Entender o que pensa e como atua a nova geração é um tópico que Rios decidiu estudar como visitante convidada em Harvard. “Eles gostam de nutrir mudanças e eu gosto de ver o mundo pelos olhos deles”, justifica. Ela diz que um dos aprendizados com a pandemia é que não podemos mais manter as coisas do jeito que sempre foram. “Houve um choque no sistema e agora com a guerra da Ucrânia muitos outros choque virão”, enfatiza. “Essa guerra eleva o nível de incerteza, mas não apenas econômica, ela vai criar um déficit de confiança. As pessoas estão com medo”, alerta. Mas Rios diz que a frente de oposição à invasão russa está unida, o que a deixa confiante. “Acho que a grande questão é quanto tempo isso vai levar e como será quando tivermos que definir o nosso novo normal”, afirma.
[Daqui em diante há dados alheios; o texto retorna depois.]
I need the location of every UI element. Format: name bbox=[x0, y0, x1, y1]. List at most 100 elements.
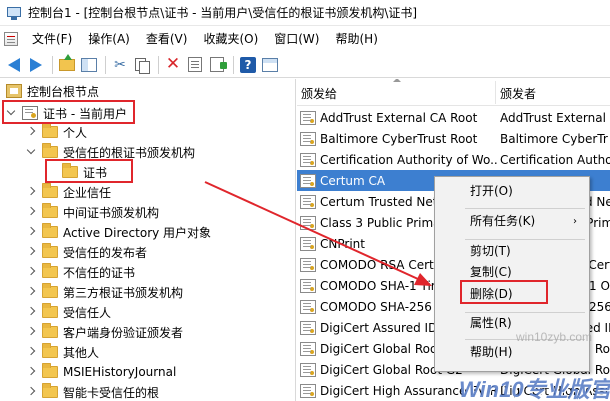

O caminho dessa história, para ela, ainda é incerto.

 

 

Sobre a sua própria história, Rios diz que pretende continuar sua batalha pelo reconhecimento feminino, trabalhar com a nova geração e apostar em novas frentes de atuação. Ela aceitou este ano o convite para ser conselheira consultiva na Agi Inc, controladora que reúne negócios do ecossistema Agi, que surgiu a partir do banco digital brasileiro Agibank. “Eu sabia que queria fazer parte do conselho de uma fintech internacional”, diz.

 

Em relação ao próprio reconhecimento na história americana, ela não tem do que se queixar. Ganhou o prêmio Hamilton, a mais alta honraria do Tesouro americano, foi reconhecida como uma das mulheres do século pelo jornal “USA Today” e ganhou popularidade como co-apresentadora de um reality show onde se “caça unicórnios”. Mas sua maior marca veio com a própria assinatura, que hoje está em 1,7 trilhão de cédulas de dólar em circulação pelo mundo, um recorde mundial. E só por isso ela já deve entrar para a história.